From today’s FT:
How would Greece legally exit the eurozone?
This might require a good lawyer. Extensive as they are, the European Union treaties do not actually provide for a country leaving the eurozone. (Until now, it was taken for granted that the traffic would all be headed in only one direction).
The treaties do include a sort of emergency clause that allows the European commission, the EU’s executive arm, to make proposals to deal with extraordinary events that are a threat to the single currency. So it could probably use this as a basis to draft a Greek exit, if necessary. As with all EU matters, the process would not be immediate. The other 26 member states would have to unanimously approve, as well as the European Parliament.
Thanks to a clause in the Lisbon treaty, which came into force in 2009, Greece could take a more radical approach and opt to leave the EU altogether. (This clause was added at the behest of the UK, to prove to its eurosceptic voters that the bloc was not a straightjacket that could never be removed).
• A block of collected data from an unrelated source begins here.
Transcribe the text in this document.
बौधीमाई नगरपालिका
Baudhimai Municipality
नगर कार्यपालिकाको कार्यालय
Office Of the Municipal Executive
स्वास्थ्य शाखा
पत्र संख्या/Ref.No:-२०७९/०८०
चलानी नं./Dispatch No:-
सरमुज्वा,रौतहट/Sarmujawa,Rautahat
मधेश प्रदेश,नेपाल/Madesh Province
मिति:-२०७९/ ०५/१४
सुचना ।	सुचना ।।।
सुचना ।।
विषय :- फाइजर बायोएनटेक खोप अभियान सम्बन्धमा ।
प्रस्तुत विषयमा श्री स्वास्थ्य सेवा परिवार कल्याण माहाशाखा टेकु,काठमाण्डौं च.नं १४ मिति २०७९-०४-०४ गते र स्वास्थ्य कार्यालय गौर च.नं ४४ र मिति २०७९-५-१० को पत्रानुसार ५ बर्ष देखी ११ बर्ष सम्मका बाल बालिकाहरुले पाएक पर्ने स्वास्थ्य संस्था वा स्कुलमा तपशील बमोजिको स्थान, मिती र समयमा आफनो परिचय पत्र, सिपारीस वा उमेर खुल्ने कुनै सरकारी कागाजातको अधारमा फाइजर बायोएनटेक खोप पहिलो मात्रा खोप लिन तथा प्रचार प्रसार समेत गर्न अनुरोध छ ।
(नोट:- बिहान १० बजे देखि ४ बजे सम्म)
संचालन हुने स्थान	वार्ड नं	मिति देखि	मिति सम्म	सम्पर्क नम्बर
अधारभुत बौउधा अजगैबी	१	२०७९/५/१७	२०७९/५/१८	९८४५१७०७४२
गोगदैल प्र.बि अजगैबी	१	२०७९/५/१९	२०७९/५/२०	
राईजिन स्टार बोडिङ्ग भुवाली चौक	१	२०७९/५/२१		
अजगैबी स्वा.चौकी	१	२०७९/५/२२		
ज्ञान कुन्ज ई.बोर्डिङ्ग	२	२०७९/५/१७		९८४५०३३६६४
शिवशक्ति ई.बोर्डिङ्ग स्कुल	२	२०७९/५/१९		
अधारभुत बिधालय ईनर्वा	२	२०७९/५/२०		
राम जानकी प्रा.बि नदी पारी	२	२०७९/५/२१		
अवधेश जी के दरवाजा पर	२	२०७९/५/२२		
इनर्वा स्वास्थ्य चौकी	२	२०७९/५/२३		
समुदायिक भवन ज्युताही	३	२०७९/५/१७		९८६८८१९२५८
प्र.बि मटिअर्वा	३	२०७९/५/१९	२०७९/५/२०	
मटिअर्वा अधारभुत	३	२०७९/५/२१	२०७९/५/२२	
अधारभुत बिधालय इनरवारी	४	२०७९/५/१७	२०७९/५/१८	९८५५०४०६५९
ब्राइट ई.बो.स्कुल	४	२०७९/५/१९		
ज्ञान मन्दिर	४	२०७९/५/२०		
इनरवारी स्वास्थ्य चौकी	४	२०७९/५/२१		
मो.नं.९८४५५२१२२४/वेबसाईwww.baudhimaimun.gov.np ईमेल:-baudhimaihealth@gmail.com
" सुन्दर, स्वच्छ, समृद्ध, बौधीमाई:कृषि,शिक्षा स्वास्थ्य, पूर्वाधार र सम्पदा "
In this case, Greece would require only majority approval from other member states.
But, on top of all the other acrimony, its departure would result in potentially fraught negotiations over its EU payments. Greece, for example, receives tens-of-billions of euros in development funds while its farmers harvest bumper crops of agricultural subsidies. The fate of these payments, which are programmed over several years, and other EU accounts could take some time to sort out. There would also be the question of whether a non-EU Greece would still want to maintain links to the single market, as Norway and Switzerland do.
What about the banks?
One of the gravest challenges of introducing a new Drachma would be preventing a run on Greece’s banks. As soon as customers sensed such a move was in the works, they would almost certainly attempt to drain their euro accounts and move them to safer ground, such as Germany. As the crisis has worsened, Greek banks have already experienced an outflow of deposits. Changing currencies would almost certainly force the government to impose emergency capital controls to prevent a full-fledged bank run.
What would happen to euro-denominated contracts?
This would be another headache of Olympic proportions. All domestic contracts – from property leases to employment contracts – would probably have to be amended to reflect the change from euros to the new currency. Far more contentious would be cross-border contracts. Companies selling goods to Greece would insist that they continue to be paid in euros while Greeks would probably try to pay in the new currency or at reduced rates. Much litigation would ensue.